Art of Leading
You Have To Build A Framework And A Culture Where Work Is Decentralized
Art of Leading
Duncan Angove, CEO of Blue Yonder, shares key leadership insights in this “Art of Leading” interview.
Q. What’s your core framework for leadership?
A. The first thing you learn early in your career is that you have to surround yourself with people who can complement you by doing things that you don’t naturally gravitate to. You can’t be the smartest person in the room. That doesn’t mean you don’t need to be in the details and action-oriented. But it just makes your life so much better when you work with people who are better than you in certain areas.
I’ve also learned that the whole notion of command-and-control, with a single CEO who can orchestrate every aspect of a company, is unrealistic, particularly in this environment where work is more distributed. You have to build a framework and a culture where work is decentralized. Then you can drive empowerment without sacrificing accountability and efficiency and all the good things that come from centralization.
Q. How do you push down decision-making and empowerment while making sure everybody’s still aligned and there’s accountability? That’s a tricky balancing act.
A. One way is by being more focused on effective meetings. They can be run so much better in terms of preparation, including who you’re inviting to them and the agenda. You send out the materials 48 hours in advance, and make sure the topics on the agenda are phrased as questions. Then you document the takeaways afterward and share them with as many people as possible just to keep everyone coordinated.
People have lost the art of narrative and storytelling.

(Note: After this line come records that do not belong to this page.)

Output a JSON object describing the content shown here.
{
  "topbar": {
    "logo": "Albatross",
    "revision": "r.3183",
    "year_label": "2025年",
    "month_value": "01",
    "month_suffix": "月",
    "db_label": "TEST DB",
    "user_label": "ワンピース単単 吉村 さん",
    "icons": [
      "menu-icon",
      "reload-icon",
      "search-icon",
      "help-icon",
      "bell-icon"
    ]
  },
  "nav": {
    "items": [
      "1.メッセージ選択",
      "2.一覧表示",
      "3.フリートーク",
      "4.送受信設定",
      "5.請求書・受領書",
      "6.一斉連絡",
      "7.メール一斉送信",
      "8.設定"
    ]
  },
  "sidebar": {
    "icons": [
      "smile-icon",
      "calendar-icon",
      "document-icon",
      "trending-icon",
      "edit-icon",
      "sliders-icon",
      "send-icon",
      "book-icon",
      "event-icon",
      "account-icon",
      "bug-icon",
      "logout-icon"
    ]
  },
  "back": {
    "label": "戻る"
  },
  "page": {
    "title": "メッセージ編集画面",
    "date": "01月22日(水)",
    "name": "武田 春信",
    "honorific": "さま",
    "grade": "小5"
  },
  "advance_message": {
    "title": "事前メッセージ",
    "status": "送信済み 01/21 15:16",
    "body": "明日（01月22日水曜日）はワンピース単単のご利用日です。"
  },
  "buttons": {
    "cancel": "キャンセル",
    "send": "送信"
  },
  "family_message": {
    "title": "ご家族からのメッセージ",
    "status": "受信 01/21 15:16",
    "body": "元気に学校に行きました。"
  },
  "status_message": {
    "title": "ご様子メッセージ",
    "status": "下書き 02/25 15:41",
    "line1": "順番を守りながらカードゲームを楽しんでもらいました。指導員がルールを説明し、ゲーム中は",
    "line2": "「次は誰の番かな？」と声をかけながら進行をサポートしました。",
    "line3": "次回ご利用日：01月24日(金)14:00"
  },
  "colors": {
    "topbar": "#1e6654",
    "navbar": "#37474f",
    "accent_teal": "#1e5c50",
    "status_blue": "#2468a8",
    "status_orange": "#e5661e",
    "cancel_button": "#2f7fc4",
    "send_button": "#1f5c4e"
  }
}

It’s important to write things down. People get so consumed with the design of slides rather than actually articulating their thoughts in words. It’s one of the things that makes me a bit worried about ChatGPT. People have lost the art of narrative and storytelling.
The second thing is that you must have really strong processes and infrastructure in place. We’ve created something called the BYOS—the Blue Yonder Operating System—which is a set of methodologies and processes around how we do things, including how we communicate, and how we make decisions. It’s about eliminating bureaucracy rather than adding to it.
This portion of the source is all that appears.